After only two days on Australia’s Survivor-like reality TV show called I’m a Celebrity ... Get Me Outta Here!, 25-year-old tennis player Bernard Tomic, Australian’s non-Kyrgios bad boy who’s best known for tanking matches and acting like a jerk, quit the show saying it made him depressed and that he wanted to return to tennis.

Tomic, who hasn’t made it past the third round of any tournament in a year and who didn’t even qualify for the Australian Open this year, spent all of 2017 sliding in the rankings to his current world No. 168. He went on a talk show today to address his decision to leave the reality show and his desire to return to tennis:

“I only became depressed when I got in. I actually thought the whole year that I sort of didn’t play tennis and mucked around I think that’s one of the reasons my ranking fell; don’t get me wrong I was in the same position about a couple of years back, I was 150 in the world and managed to be a top 16/17 player year after that so I’m going to turn this around. It’s my goal to prove everyone wrong and I’ve done it all throughout my career and I’m excited for the challenge.”
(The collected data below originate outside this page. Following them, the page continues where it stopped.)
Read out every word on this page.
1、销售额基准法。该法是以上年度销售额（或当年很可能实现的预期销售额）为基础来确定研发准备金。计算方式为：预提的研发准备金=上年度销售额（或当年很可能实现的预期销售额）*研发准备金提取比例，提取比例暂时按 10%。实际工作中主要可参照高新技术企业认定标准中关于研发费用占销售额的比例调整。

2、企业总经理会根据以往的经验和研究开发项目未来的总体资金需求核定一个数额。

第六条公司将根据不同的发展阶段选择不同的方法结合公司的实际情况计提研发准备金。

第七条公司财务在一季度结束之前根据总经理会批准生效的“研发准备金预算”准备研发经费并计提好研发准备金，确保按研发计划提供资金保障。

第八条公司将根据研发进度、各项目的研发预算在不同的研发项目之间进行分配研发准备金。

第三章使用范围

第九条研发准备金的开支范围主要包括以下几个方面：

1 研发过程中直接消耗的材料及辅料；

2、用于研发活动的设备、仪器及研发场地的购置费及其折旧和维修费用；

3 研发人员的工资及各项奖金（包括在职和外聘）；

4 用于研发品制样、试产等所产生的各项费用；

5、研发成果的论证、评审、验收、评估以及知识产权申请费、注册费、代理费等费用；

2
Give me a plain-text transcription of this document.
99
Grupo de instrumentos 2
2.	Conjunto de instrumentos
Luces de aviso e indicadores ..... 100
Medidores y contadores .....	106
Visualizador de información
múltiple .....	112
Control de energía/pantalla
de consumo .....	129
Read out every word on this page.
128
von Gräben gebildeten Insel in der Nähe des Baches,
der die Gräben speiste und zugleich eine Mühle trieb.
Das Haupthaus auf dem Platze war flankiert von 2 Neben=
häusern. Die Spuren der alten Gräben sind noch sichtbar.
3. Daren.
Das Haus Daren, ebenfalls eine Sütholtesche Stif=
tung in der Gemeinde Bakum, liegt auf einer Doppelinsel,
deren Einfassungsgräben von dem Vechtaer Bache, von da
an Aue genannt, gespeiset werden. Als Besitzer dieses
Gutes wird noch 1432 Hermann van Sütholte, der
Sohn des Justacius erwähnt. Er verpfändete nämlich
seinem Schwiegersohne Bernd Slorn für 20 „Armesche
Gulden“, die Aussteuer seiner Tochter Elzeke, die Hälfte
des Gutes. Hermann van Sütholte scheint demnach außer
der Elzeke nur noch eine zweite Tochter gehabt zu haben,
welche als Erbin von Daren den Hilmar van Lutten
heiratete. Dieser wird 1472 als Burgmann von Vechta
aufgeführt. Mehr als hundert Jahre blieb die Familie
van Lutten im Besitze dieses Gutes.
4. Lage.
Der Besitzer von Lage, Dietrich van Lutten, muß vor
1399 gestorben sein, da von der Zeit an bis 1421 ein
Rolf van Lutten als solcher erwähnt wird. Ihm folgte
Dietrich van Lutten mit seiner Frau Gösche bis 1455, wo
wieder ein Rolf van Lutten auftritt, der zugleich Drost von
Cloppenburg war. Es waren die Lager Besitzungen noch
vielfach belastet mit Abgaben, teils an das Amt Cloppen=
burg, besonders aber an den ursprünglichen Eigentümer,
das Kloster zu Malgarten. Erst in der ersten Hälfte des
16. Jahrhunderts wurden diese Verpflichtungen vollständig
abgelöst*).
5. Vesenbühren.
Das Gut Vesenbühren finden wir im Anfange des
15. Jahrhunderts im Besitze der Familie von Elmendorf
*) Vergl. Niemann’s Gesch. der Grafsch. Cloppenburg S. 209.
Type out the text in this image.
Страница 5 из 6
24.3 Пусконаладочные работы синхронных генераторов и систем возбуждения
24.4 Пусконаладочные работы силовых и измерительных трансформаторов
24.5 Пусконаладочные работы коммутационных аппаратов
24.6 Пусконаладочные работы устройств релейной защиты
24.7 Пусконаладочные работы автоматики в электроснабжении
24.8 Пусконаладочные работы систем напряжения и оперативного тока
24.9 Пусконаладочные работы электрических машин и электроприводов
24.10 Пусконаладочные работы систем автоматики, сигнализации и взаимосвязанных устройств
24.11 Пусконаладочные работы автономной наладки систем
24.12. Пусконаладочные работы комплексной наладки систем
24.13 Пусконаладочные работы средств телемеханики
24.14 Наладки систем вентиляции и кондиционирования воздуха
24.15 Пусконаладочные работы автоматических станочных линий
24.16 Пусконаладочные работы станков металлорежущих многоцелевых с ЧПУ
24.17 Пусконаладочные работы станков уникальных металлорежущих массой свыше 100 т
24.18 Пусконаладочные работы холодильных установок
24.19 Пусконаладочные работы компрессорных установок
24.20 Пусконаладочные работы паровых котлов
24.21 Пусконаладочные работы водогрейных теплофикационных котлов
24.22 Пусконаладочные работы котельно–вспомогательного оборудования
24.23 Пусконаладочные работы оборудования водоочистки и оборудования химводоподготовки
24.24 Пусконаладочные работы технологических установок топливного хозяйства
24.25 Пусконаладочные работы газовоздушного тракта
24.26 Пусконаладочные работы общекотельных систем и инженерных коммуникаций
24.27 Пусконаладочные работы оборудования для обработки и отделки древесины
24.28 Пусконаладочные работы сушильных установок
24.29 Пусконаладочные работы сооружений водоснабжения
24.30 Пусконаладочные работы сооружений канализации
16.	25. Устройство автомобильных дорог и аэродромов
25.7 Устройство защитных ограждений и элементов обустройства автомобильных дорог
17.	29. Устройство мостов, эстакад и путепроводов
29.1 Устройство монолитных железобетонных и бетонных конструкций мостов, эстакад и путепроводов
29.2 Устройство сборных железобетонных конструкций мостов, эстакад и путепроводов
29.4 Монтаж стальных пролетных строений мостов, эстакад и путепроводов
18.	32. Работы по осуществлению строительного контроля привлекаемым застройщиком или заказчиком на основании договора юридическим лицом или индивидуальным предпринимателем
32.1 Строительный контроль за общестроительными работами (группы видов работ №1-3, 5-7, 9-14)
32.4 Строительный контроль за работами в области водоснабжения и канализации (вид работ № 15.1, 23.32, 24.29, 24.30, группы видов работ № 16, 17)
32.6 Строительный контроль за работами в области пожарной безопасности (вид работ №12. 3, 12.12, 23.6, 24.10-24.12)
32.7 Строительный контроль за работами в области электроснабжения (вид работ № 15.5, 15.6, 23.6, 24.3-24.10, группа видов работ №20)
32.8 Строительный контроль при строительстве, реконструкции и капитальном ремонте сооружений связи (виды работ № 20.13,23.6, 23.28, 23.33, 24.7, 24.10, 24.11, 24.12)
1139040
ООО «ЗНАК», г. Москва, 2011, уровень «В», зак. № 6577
“Only then when I got into the jungle I realised that maybe the jungle will make all this whole last year disappear and I can just enjoy it with these people here, but it just gave me a bit of depression and maybe said ‘you know what I started only a couple of months back doing the right things; I’m playing well, I’ve got to get back in there, this is not for me right now’.”

But he denied that he was mentally fragile before entering the show:

“No, no, no I was not too in a mentally [fragile] state to do this, I mean I got to the top 16/17 of the world’s best tennis players in one of the biggest sports in the world and you can’t do that if you’re not mentally strong.”

He also vaguely accused Tennis Australian of being corrupt but said he would still want to represent Australia in the Davis Cup again.

“I’m not happy with that whole sort of situation there with Tennis Australia until that sort of clears and until a few of the problems come out – we’ve seen it with the FIFA federation and stuff how they were corrupt – and I know it’s in there and I am yet to address all the issues there, but maybe in the coming future I can speak about it.

“...I hope they can do it because we have such a great nation in Australia of playing tennis throughout the last decade but we have a few wrong people in that organisation and I hope that can change and I hope the best players can start playing Davis Cup again.”

No one knows exactly what’s up with Tomic, who turned pro when he was just 14, has the potentially most domineering sports dad in all of sports, and has admitted to feeling depressed, but this appears to be the most motivated he’s been about tennis in months.